Ah oui, et un truc qui m’a agacé : le nom de « 2x2x2 ». Au départ ça ne me dérangeait pas, mais à la longue je suis devenu allergique. D’accord, c’est « trois séquences de deux clics » ou quelque chose comme ça, mais je crois vraiment qu’il aurait mieux valu lui trouver un vrai nom. Là j’avais envie de crier « I’m not a number, I’m a free whale », et surtout ça me rappelle les noms à la c** des fourmis dans Werber (qui sont également très agaçants à la longue).
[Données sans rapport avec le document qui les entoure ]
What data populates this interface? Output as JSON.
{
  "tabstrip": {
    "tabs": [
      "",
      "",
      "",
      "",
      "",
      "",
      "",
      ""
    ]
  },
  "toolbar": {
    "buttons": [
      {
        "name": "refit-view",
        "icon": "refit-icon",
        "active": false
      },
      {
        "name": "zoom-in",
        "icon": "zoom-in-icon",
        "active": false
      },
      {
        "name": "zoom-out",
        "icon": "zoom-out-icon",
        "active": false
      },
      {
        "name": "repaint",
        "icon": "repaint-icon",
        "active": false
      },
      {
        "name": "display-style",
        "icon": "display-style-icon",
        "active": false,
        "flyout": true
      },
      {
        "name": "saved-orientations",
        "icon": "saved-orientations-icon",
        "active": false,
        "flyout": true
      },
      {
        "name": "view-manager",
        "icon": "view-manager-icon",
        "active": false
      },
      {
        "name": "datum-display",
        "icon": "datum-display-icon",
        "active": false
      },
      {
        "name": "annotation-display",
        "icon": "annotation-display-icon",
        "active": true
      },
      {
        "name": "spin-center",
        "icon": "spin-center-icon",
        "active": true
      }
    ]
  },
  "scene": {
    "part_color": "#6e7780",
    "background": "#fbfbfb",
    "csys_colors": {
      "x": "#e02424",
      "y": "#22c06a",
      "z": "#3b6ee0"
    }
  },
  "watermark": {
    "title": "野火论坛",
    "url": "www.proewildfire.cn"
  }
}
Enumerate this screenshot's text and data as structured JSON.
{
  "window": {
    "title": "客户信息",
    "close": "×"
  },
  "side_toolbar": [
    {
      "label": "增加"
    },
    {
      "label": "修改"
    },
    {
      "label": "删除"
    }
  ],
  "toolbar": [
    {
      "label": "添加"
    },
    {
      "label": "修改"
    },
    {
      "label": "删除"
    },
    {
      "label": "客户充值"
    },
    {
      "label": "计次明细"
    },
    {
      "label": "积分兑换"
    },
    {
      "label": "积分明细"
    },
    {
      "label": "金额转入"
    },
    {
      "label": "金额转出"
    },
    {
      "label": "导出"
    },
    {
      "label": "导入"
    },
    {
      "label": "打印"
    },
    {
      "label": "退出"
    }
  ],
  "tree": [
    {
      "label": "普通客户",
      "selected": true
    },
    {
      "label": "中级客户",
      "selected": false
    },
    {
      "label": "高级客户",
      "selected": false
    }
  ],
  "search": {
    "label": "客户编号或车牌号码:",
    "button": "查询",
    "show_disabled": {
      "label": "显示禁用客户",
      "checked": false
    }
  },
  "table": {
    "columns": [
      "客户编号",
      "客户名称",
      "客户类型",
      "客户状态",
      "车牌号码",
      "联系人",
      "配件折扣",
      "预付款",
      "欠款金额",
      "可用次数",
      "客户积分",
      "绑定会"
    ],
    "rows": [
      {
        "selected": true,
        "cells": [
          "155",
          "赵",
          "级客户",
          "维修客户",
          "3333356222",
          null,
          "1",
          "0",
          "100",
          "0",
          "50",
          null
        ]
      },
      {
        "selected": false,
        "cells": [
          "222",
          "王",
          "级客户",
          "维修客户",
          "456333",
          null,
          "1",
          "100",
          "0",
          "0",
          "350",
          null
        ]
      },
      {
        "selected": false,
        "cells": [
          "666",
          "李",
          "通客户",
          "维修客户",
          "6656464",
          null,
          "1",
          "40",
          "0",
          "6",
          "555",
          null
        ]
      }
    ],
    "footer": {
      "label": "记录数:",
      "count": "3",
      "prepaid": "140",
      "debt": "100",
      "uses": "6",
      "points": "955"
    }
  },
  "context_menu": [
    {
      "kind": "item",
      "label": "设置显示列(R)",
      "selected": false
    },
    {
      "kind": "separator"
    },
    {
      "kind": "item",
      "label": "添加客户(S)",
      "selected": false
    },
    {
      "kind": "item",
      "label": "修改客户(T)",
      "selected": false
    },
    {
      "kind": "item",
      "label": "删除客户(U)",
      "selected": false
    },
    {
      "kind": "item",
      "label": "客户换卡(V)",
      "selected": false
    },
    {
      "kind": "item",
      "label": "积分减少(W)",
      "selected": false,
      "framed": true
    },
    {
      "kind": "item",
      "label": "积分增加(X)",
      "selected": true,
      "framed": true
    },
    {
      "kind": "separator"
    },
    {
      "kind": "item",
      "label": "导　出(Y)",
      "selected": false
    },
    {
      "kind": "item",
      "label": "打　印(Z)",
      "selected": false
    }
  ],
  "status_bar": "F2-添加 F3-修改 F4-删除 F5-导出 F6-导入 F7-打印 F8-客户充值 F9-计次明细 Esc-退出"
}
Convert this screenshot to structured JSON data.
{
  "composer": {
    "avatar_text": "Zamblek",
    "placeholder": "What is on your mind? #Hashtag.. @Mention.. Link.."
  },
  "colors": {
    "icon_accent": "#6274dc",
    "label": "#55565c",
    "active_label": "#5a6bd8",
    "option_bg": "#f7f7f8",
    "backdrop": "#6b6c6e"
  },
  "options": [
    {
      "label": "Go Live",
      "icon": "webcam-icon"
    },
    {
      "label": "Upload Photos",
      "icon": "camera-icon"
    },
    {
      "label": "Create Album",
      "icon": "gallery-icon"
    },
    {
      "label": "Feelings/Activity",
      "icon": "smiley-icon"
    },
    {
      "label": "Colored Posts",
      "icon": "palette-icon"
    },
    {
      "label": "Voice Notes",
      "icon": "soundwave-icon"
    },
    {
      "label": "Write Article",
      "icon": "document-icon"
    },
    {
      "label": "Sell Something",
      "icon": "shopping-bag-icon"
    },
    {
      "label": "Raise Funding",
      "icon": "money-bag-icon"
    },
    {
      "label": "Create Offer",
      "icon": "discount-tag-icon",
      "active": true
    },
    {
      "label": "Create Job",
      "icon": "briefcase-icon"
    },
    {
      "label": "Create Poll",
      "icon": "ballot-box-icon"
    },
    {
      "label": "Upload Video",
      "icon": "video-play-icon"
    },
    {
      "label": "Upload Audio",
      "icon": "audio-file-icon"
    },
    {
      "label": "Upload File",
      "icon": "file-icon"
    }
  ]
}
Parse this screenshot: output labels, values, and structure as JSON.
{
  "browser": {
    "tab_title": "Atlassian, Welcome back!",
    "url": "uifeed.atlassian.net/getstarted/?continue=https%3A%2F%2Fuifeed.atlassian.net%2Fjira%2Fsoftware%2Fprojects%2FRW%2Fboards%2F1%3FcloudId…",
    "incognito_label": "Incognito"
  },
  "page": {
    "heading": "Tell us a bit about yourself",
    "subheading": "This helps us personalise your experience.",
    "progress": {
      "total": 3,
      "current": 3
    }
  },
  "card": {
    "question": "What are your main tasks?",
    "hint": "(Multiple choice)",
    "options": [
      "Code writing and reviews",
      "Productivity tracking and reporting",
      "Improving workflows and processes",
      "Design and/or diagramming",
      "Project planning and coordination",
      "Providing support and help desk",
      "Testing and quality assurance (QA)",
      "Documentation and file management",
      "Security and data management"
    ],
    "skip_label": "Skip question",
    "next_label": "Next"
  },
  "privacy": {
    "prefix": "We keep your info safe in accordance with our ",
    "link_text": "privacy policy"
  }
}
J’ai déjà été bien bavard, je vais peut-être m’arrêter là… j’espère que mes quelques critiques n’auront pas l’air trop pinailleuses. En tout cas c’était une lecture très agréable, et effectivement j’en reprendrais bien un peu (j’aime beaucoup les baleines de toute façon donc je n’étais pas complètement objectif au départ…). Pour le style, je suppose qu’il y a aussi une question de « maturité dans l’écriture » qui joue, mais je ne sais pas si l’auteure a déjà beaucoup écrit avant ; en tout cas, pour un quasi premier roman, le moins qu’on puisse dire est que j’ai lu bien pire, et ça donne bien sûr envie de guetter les prochaines parutions.

Ah si, et cette novella m’a aussi beaucoup fait penser au jeu de rôle Blue Planet, si vous connaissez. C’est un univers de SF écolo où les humains découvrent une planète entièrement recouverte par les océans, où vivent de nombreux cétacés, dont certains doués d’intelligence. Chaudement recommandé, si vous aimez le thème.